Adoptez un comportement juste

Ne laissez jamais un jeune enfant seul dans le bain, ou une piscine, ni sous la surveillance d’un enfant plus âgé.

Apprenez les gestes qui sauvent.

Pensez à ne pas laisser tout ce qui peut être escaladé par un jeune enfant, près de la barrière ou de la piscine hors-sol.

Nommez UNE personne, adulte et capable d’intervenir, responsable de la surveillance.

Imposez des brassards avec valve anti-retour aux enfants qui ne savent pas nager, surtout pas de bouées rondes !

Maintenez une eau limpide.

Sensibilisez les enfants au danger de l’eau dès leur plus jeune âge, pour qu’ils prennent conscience du danger.

Retirez jouets et objets flottants sur l’eau et aux abords du bassin.

Prévoyez un téléphone portable ou sans fil près du bassin avec les numéros d’urgence

“Si le premier témoin sait donner le bon appel et faire les gestes de premiers secours, les chances de survie sans séquelles sont bien plus importantes.”

Roger Rivas
Directeur du Centre de la Croix-Rouge à Avignon)
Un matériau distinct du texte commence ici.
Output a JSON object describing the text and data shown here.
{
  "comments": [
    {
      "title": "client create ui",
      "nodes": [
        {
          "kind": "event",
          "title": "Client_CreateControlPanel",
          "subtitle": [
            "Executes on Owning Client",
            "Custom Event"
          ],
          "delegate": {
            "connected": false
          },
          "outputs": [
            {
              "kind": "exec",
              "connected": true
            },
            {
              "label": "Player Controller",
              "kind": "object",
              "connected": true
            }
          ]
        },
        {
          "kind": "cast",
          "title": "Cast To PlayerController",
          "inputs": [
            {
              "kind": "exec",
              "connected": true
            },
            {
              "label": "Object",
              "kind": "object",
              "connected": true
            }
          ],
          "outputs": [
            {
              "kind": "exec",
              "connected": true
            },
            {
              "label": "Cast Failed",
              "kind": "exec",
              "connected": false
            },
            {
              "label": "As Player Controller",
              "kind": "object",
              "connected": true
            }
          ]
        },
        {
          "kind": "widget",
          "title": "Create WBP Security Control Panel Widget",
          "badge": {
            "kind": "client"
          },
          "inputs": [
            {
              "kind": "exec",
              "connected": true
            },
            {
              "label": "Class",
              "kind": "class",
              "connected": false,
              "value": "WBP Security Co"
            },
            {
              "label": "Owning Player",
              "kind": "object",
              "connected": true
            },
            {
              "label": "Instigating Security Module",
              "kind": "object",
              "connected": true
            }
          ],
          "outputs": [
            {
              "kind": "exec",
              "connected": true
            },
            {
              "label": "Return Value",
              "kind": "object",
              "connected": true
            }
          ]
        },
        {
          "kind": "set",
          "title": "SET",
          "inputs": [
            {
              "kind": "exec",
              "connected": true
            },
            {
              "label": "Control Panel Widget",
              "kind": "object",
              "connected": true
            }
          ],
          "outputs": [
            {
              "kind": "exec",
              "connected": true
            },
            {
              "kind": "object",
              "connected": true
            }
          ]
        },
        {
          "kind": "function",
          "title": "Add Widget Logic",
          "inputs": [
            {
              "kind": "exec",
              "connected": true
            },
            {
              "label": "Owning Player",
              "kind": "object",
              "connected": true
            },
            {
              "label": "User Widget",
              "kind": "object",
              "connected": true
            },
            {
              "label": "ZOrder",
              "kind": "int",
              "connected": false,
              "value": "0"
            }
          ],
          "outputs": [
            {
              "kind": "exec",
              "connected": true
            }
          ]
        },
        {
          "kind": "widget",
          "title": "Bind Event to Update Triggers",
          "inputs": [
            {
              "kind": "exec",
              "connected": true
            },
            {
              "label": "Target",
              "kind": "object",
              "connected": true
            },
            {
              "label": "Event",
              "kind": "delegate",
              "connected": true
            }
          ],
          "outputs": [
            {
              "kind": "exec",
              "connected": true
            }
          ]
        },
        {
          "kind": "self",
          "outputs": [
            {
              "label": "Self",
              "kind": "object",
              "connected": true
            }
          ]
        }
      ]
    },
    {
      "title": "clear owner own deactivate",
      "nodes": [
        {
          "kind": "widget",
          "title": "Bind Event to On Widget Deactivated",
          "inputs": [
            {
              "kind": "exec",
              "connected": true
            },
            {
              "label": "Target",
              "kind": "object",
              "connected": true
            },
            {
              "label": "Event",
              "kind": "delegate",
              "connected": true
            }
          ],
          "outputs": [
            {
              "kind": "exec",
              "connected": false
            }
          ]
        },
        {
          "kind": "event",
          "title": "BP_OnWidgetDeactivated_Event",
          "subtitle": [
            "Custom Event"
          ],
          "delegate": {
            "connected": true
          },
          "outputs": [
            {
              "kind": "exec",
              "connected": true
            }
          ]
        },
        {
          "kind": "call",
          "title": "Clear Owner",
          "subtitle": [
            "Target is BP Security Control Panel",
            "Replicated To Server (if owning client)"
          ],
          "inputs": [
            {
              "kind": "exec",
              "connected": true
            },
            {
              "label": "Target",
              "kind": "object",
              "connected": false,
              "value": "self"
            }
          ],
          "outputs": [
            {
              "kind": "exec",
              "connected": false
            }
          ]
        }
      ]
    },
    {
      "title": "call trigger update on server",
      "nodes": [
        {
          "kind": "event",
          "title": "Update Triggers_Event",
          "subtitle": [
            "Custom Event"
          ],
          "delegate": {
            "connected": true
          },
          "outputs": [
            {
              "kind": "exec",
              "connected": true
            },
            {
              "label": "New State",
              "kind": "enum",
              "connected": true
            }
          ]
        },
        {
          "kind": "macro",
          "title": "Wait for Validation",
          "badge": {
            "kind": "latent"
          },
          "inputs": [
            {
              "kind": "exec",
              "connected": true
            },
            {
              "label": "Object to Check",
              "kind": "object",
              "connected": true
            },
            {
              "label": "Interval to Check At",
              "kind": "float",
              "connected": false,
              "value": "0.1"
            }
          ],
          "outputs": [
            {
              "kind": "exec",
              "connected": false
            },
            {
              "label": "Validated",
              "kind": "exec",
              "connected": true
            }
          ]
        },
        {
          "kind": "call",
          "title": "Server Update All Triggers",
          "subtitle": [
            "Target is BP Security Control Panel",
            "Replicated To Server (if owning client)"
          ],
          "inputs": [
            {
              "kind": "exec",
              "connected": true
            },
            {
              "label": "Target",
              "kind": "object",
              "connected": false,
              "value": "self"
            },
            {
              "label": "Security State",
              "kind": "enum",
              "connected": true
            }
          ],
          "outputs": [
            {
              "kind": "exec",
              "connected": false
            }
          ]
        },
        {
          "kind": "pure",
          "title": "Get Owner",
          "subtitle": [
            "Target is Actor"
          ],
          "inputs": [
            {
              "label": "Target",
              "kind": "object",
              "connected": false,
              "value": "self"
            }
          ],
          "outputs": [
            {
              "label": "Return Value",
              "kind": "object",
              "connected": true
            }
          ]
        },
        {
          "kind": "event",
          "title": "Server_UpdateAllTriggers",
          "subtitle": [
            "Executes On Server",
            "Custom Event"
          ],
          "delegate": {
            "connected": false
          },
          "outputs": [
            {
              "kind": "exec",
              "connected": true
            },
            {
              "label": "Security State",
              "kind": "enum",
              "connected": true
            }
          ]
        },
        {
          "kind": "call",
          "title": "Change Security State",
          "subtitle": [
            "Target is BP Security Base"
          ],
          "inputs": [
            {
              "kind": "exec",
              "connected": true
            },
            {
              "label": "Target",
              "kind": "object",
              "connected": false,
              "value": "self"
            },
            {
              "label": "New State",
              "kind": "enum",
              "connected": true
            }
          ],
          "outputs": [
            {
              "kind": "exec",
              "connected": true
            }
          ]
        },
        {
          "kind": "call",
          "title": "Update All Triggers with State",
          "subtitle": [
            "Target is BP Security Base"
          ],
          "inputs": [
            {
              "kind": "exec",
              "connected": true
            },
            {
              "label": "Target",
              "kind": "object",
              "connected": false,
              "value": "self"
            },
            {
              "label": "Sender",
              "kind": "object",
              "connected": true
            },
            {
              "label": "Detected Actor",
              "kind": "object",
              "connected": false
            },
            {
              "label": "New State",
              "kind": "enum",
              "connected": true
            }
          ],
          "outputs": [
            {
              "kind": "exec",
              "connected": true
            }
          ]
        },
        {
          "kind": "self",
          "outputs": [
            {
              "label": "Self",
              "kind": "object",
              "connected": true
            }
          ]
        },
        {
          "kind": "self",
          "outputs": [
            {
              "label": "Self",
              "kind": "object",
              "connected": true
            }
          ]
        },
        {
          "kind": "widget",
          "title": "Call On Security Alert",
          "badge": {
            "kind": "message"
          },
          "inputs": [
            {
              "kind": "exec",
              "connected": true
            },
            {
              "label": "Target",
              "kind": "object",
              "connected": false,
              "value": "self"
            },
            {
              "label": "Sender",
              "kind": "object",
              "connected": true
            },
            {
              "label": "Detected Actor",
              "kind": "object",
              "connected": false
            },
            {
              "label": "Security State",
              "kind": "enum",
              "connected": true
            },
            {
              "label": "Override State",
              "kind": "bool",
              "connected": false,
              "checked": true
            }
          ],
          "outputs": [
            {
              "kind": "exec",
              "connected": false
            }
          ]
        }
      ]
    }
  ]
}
Pourtant, seuls 7 % des Français ont bénéficié de cette formation alors que de nombreux dispositifs sont mis en place. Auparavant, il existait le Brevet National de Secourisme (BNS) qui demandait 40 heures de formation. Seuls les candidats qui en avaient besoin dans leurs métiers obtenaient donc ce brevet, mais depuis les années 90, l’Attestation de Formation aux Premiers Secours (AFPS) permet en 8 à 10 heures de cours d’apprendre ces gestes qui sauvent.

Vous pouvez vous renseigner auprès de :

L’ Association Nationale des Premiers Secours : www.anps.fr

Si 20 % au moins de la population française était formée aux gestes qui sauvent, on pourrait épargner jusqu’à 10 000 vies par an !

En cas d'accident

1/ Sortir immédiatement l’enfant de l’eau.

2/ En même temps, donner l’alerte si possible

Si l’enfant est conscient

  • Appeler d’abord les secours
  • Puis ôter ses vêtements mouillés, le réchauffer et attendre l’arrivée des secours.

Si l’enfant est inconscient mais respire

  • Appeler d’abord les secours
  • Basculer sa tête en arrière, le placer en position latérale de sécurité, surveiller sa respiration de manière rapprochée et jusqu’à l’arrivée des secours.

Si l’enfant est inconscient mais ne respire plus

  • Prenez le pouls, démarrez immédiatement le bouche-à-bouche, puis donnez l’alerte
  • Poursuivez la réanimation jusqu’à l’arrivée des secours.

Dans tous les cas, une consultation médicale s’impose à l’hôpital, même si l’enfant est conscient, pour s’assurer qu’il n’a pas de séquelles physiques ni psychologiques.

Pensez aussi à témoigner, quelles que soient les conséquences de l’accident, cela peut sensibiliser d’autres parents.

L'ACCIDENTOLOGIE

La Commission de Sécurité des Consommateurs ainsi qu’un rapport parlementaire de Juillet 2009 s’accordent à reconnaître que la loi Raffarin sur la sécurité des piscines a démontré son efficacité, compte tenu de l’évolution du nombre de noyades d’enfants survenues en piscines privées, suivies ou non de décès, et de l’augmentation du parc de piscines privées dans le même temps.

32 décès en 2000
25 décès en 2003
17 décès en 2018

EXERCEZ UNE VIGILANCE CONSTANTE ET RAPPROCHÉE

Un petit enfant peut se noyer dans 20 cm d’eau et n’importe quel point d’eau représente un danger : mer, rivière, baignoire, bassin à poissons, pataugeoire, piscine. Toutefois, la piscine est le lieu où les accidents se produisent le plus fréquemment entre 1 et 4 ans, car l’enfant est autonome avec la marche, est attiré par l’eau et n’a pas encore conscience du danger.